JAXON REED – THIEVES AND WIZARDS –
THE FORLORN DAGGER BOOK 1 – 2016
This book is surprising in many ways. Of course it is
written for teenagers who are used to video games and consoles. The battles are
too generically described for anyone who is not used to visualizing monsters
and warriors on TV screens or console screens not to be at a handicap in
reconstructing the details. But this is done with great fluency. If you want
detailed descriptions you better buy Harry Potter’s books or some other fantasy
books like Lord of the Rings, The Hobbit and quite a few other Games of Thrones.
Then the story itself is funnier than really disquieting. It
associates magic and fantasy, conflicts and kingdoms. It seems to be centered
on a magic village under the control of one wizard, Greystone, that opens to
the various kingdoms around. I seem to have collected eight kingdoms, Emerald,
Coral and the Ageless Isles, Ruby, Quartz, Sapphire, Diamond, Salt, Crystal. To
these we have to add the Dwarven Lands and the less important communities of
Sandstone, Jaspar, Beryl, Opal, Topaz. You will be promised twelve wizards but
the list I have built only has nine names and the Dramatis Personae at the end
only gives six who must be more important. These latter ones are Darkstone (the
villain), Greystone, Oldstone, Redstone, Loadstone and Brightstone to whom we
have to add Sandstone, Quartzstone and Silverstone who are the three wizards
who decided not to take part in the battle.
The main non-wizard character is Princess Mita who decides
at the age of fourteen, which is slightly young, to become a Battlemaiden which
means she will dedicate her life to wizardry and fight.
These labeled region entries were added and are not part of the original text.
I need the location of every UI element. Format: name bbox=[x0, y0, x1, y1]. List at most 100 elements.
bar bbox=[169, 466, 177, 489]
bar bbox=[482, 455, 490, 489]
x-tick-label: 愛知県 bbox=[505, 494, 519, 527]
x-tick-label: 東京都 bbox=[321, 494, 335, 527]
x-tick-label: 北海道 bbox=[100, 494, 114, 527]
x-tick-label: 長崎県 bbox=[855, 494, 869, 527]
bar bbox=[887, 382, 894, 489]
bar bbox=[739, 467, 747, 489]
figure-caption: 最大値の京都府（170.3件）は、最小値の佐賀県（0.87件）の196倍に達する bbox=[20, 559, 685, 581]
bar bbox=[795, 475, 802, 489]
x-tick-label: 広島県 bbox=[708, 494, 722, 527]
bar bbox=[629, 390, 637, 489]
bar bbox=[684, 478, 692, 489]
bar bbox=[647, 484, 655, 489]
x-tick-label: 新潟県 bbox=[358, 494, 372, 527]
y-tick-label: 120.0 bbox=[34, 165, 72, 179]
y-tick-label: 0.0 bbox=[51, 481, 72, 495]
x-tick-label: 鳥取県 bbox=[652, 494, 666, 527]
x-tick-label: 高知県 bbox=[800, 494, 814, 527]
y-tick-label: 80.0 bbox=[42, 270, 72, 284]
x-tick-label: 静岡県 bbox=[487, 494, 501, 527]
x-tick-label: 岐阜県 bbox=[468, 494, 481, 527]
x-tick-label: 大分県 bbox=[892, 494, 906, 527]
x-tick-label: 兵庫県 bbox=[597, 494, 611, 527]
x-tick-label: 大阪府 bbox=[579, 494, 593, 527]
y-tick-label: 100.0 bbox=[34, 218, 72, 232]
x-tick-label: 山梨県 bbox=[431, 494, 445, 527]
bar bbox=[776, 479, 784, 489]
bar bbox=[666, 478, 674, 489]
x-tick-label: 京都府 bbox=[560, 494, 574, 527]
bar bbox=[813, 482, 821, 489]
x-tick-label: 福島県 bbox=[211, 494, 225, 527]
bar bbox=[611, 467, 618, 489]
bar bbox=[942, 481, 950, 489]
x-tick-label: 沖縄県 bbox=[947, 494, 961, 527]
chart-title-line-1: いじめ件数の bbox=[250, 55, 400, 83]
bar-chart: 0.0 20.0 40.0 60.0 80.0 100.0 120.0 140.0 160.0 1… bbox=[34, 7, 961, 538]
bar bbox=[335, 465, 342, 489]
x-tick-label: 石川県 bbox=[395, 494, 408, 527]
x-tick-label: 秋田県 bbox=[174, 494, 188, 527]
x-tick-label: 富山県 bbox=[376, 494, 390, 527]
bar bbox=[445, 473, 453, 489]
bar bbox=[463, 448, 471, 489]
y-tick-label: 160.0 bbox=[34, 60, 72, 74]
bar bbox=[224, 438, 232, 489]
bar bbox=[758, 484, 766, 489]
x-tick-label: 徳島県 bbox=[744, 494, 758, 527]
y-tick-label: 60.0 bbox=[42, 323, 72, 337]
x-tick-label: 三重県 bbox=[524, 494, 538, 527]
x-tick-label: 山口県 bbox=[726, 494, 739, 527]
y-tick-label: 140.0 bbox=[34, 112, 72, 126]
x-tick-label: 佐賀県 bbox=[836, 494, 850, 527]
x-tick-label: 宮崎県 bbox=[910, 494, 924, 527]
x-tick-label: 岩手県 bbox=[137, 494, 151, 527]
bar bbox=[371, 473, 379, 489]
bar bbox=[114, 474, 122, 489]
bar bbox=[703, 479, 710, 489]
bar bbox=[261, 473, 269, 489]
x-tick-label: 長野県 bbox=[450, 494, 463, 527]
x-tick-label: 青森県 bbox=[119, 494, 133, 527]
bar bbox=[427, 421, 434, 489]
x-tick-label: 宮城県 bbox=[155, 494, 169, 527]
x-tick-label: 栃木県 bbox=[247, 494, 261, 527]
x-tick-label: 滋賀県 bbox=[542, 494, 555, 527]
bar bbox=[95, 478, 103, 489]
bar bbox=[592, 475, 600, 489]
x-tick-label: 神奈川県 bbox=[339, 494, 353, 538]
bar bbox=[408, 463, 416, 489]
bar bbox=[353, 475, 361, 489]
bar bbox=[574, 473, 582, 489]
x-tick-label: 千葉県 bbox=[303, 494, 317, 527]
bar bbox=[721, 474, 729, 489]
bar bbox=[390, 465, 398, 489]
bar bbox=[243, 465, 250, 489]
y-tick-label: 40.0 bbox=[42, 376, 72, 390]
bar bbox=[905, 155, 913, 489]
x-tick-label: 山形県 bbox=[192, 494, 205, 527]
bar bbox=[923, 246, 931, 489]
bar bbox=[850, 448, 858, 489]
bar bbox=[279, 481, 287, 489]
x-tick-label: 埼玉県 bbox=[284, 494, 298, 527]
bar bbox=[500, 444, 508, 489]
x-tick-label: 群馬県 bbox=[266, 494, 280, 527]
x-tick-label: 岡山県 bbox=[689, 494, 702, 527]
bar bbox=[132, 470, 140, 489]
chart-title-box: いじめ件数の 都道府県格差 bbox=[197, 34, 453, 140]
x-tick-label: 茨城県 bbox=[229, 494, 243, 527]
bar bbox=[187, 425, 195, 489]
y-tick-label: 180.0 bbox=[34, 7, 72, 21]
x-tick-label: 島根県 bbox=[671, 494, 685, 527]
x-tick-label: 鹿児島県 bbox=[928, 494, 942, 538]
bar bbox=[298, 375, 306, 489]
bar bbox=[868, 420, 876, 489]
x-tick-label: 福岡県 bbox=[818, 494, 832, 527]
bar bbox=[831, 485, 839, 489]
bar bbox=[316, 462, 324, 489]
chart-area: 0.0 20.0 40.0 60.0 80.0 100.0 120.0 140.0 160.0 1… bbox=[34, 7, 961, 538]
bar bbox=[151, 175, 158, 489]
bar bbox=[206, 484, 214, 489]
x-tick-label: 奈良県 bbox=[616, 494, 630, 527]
She has to be, like her
names tells us, a virgin, at least when she becomes a Battlemaiden.
The villain, Darkstone, has taken over the Emerald Kingdom
with a magical coup d’état and a lot of murders. He wants to capture Princess
Margwen from the Coral Kingdom, to marry her to his protégé in Emerald and thus
take over a second kingdom. Greystone defeats him when he is trying to abduct
the Princess.
That brings this ruffian wizard to the decision to seize the
Forlorn Dagger that had re-emerged thanks to a thief, Stin, who stole it from
the Duke and Duchess of Windthorn in Ruby City. By capturing this dagger Darkstone
could kill the Battlemaiden. This Forlorn Dagger had ended up buried outside
the magic village of Greystone because it suspends magic and deprives people in
contact with it of all their magical power, and thus cannot be transported by a
wizard and cannot enter Greystione’s magic village.
The story is essentially the conflict between Darkstone and
the Council of eleven magicians, though once again we will never be introduced
to the eleven of them. That leads to the battle of the Hidden Forest with metal
giants, dwarves, giant battlepigs and a Wizard’s cat, Deedles. It is also the
story of the friendship between the oldest wizard, Oldstone and the youngest or
one of the younger wizards, Greystone. I will end up this review with the
concluding remarks of these two wizards because they represent some kind of
wisdom that comes from and with age. And that makes the book interesting for an
older audience, when teenagers turn adult and discover that the world is not
exactly what they could think it is, though it is not either what the older
people in our society may think it is. Old age wisdom is not necessarily very
wise.
Oldstone says to Greystone:
“Even though you’re younger than me, in many ways you have
more wisdom than I do. Thank for not being afraid to share it with an old man
when necessary.”
And Greystone answers:
“You should face your past, old man. We all make mistakes.
We all have to live with them. But there’s no use ignoring the past when you
can conjure it up at will.”
Both remarks are kind of sad and nostalgic, nostalgic for
the past that is gone in Oldstone and nostalgic for age that is not yet reached
in Greystone, as if the future of this world were in the friendship of an older
man for a younger man and vice versa. It might not be the future of the world
but it sure is the pleasure of the mind and the heart. There is nothing more
bracing and stimulating than friendship when it bridges vast age divides.